Because of the risk of coding complexity, you can assume that the only possibility of an "age tie" is for the oldest children.

In [None]:
def oldest_youngest(my_family):
  # access
  older = None
  younger = None

  children_tracker = []

  for unit in my_family:
    for child in unit['children']:
      children_tracker.append((child['name'], child['age']))


  sorted_children = (sorted(children_tracker, key = lambda child: (child[1],child[0])))
  older = sorted_children[-1][0]
  younger = sorted_children[0][0]

  return (older, younger)

oldest_youngest(my_family)

('Joshua', 'Dylan')

In [None]:
def oldest_youngest(my_family):

    #### YOUR CODE HERE
    # oldest_child = None
    # youngest_child = None
    # children = []

    # for unit in my_family:
    #     for child in unit['children']:
    #         children.append(child)

    # # print(children)

    # # because we cannot sort strings descending as the secondary sort, just sort in ascending/alphabetical order
    # sorted_children = (sorted(children, key = lambda child: (child['age'],child['name'])))
    # # what does this look like?
    # # print(sorted_children)

    # let's see what this looks like, a bit simpler
    # rl=[(i['name'],i['age']) for i in sorted_children]
    # display(rl)

    # # oldest child, with tie breaker, will be the last one in the list of dicts
    # oldest_child = sorted_children[-1]['name']

    # # youngest child will be the first in the list of dicts
    # youngest_child = sorted_children[0]['name']

    # return (oldest_child, youngest_child)

    pass   # placeholder

In [None]:
# will return error until function above is written
# so comment out for deployment and uncomment when teaching
(oldest,youngest) = oldest_youngest(my_family)

print(f"The oldest child is {oldest}. The youngest child is {youngest}.")

The oldest child is Joshua. The youngest child is Dylan.


## Final Thoughts: Sorting in Place

Using `sorted()` **does not change the original iterable.** It simply returns a new list.

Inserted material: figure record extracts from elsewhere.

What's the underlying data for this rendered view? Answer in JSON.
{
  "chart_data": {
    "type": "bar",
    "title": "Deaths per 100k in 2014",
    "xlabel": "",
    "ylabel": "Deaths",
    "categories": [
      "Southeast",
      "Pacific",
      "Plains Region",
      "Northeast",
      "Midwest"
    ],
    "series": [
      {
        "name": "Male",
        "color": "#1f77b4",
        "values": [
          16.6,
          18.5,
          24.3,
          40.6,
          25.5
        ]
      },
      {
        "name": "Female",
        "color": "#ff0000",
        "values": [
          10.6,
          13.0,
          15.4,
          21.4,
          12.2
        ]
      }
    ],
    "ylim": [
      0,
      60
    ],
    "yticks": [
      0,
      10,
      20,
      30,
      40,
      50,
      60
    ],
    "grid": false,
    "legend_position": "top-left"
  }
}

However, Python lists have a method, `list.sort()`, which **does** change the original list. This means you will be modifing your original data!

- **Do not use this unless you know *for a fact* that you will not need the original list.**

In [None]:
first_list = [2, 7, 3, 9, 10, 1]
second_list = first_list.copy()

# Are these the *same* list, or are they different?
print("First list ID:", id(first_list))
print("Second list ID:", id(second_list))

if id(first_list) == id(second_list):
    print("Wait, these are the same list!")
else:
    print("OK, modifying the first list won't impact the second list.")

First list ID: 137938326661376
Second list ID: 137938333208192
OK, modifying the first list won't impact the second list.


In [None]:
first_list_sorted = sorted(first_list)
print("What does our sorted first_list look like?", first_list_sorted)
print("What does our original first_list look like?", first_list)

What does our sorted first_list look like? [1, 2, 3, 7, 9, 10]
What does our original first_list look like? [2, 7, 3, 9, 10, 1]


In [None]:
second_list_output = second_list.sort()
print("What does the return value of the .sort() method look like?", second_list_output)
print("What does our original second_list look like?", second_list)

What does the return value of the .sort() method look like? None
What does our original second_list look like? [1, 2, 3, 7, 9, 10]


## This is important for you to understand, for the exams!!

We can see from the output above that the `.sort()` method will change the original list. Keep this in mind if you need to sort something.

For this reason, we generally recommend to use the `sorted()` function and assign the result to a **NEW VARIABLE**.

**This is one of the scenarios that we typically see in exams, when the test case variables return a failure because the student has modified an input variable.**

**The student has modified an input variable using `sort()`, when they should have created a new variable using `sorted()`.**

## What are your questions on sorting?